Pablo se detuvo, perplejo. El negrito se levantó y echó el cerrojo de la puerta. Los vecinos habían oído los gritos, entreabrían las puertas y aguzaban el oído. Las dos mujeres habían vuelto al patio, llenas de miedo, pero el negrito volvió a encerrarlas en la casa. Jesús estaba fuera de sí y ya no podía dominar su corazón. Se acercó a Pablo, lo cogió del brazo y se puso a zarandearlo.

– ¡Embustero! ¡Embustero! -le gritó-. Yo soy Jesús de Nazaret; nunca me crucificaron, nunca resucité. Soy el hijo de María y de José el carpintero, de la aldea de Nazaret; no soy el hijo de Dios, sino un hombre como los demás, soy hijo de un hombre. ¿Qué significan estas blasfemias, estas infamias, estas mentiras? ¿Y piensas salvar el mundo con semejantes embustes, bellaco?

– ¿Tú? ¿Tú? -murmuró Pablo, atónito.

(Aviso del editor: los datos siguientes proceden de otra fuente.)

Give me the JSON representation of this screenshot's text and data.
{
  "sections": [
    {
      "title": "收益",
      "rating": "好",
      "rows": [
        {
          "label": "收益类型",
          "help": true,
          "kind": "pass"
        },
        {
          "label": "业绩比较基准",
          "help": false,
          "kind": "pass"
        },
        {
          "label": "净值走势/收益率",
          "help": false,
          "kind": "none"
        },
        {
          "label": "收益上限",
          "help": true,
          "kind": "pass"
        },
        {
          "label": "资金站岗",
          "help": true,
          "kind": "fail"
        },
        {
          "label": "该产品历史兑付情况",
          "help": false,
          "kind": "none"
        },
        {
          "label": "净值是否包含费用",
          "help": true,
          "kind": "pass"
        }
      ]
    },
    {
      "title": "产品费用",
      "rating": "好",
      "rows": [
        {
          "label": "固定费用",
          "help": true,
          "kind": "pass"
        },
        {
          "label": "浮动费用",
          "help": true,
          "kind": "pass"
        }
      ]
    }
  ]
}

Mientras el maestro Lázaro hablaba temblando de cólera, Pablo había percibido en sus manos y sus pies marcas azules, como marcas de clavos, y una herida en el costado izquierdo.

– ¿Qué te espanta, por qué miras mis manos y mis pies? Dios grabó en ellos las marcas que ves -Dios o la Tentación, aún no lo sé- mientras yo dormía. Soñé que estaba crucificado y que sufría, pero lancé un grito y me desperté. En seguida me tranquilicé. Lo que debía padecer despierto lo padecí en sueños…, ¡y así escapé a la crucifixión!

– ¡Cállate! ¡Cállate! -rugió Pablo, oprimiéndose las sienes para que no le estallaran;-. ¡Cállate!

Pero Jesús ya no podía callar. Parecía que sus palabras hubieran estado encerradas en su pecho desde hacía muchos años y que ahora, al abrirse su corazón, se derramaban. El negrito se colgó de su brazo:

– ¡Cállate! ¡Cállate! -le dijo, pero Jesús lo arrojó por tierra de un empujón y se volvió hacia Pablo:

– ¡Sí, sí, todo lo diré! ¡Necesito decirlo! Lo que debía padecer despierto lo padecí en sueños. Escapé así a la crucifixión y vine a vivir en esta aldea bajo otro nombre y con otro rostro. Vivo la vida corriente de los hombres: como, bebo y tengo hijos. Los grandes incendios se calmaron y soy ahora, como los demás, un fuego tranquilo; me agrada sentarme ante el hogar mirando cómo mi mujer cocina la comida de nuestros hijos. Salí a la conquista del mundo y eché anclas en este puerto hogareño. No tengo motivos de queja. Soy hijo de un hombre, te lo repito, y no hijo de Dios. Y no recorras el mundo predicando embustes. ¡Yo me levantaré y gritaré la verdad!

Pablo estalló a su vez:

– ¡Cierra esa boca desvergonzada! -le gritó, avanzando hacia él-. Cállate; si los hombres te escucharan se sentirían mutilados de brazos y piernas. En la podredumbre, la injusticia y la pobreza de este mundo, Jesús el Crucificado, Jesús el Resucitado era el único y precioso consuelo del hombre honrado y oprimido. ¿Qué importa que sea mentira o verdad? ¡Basta con que el mundo se salve!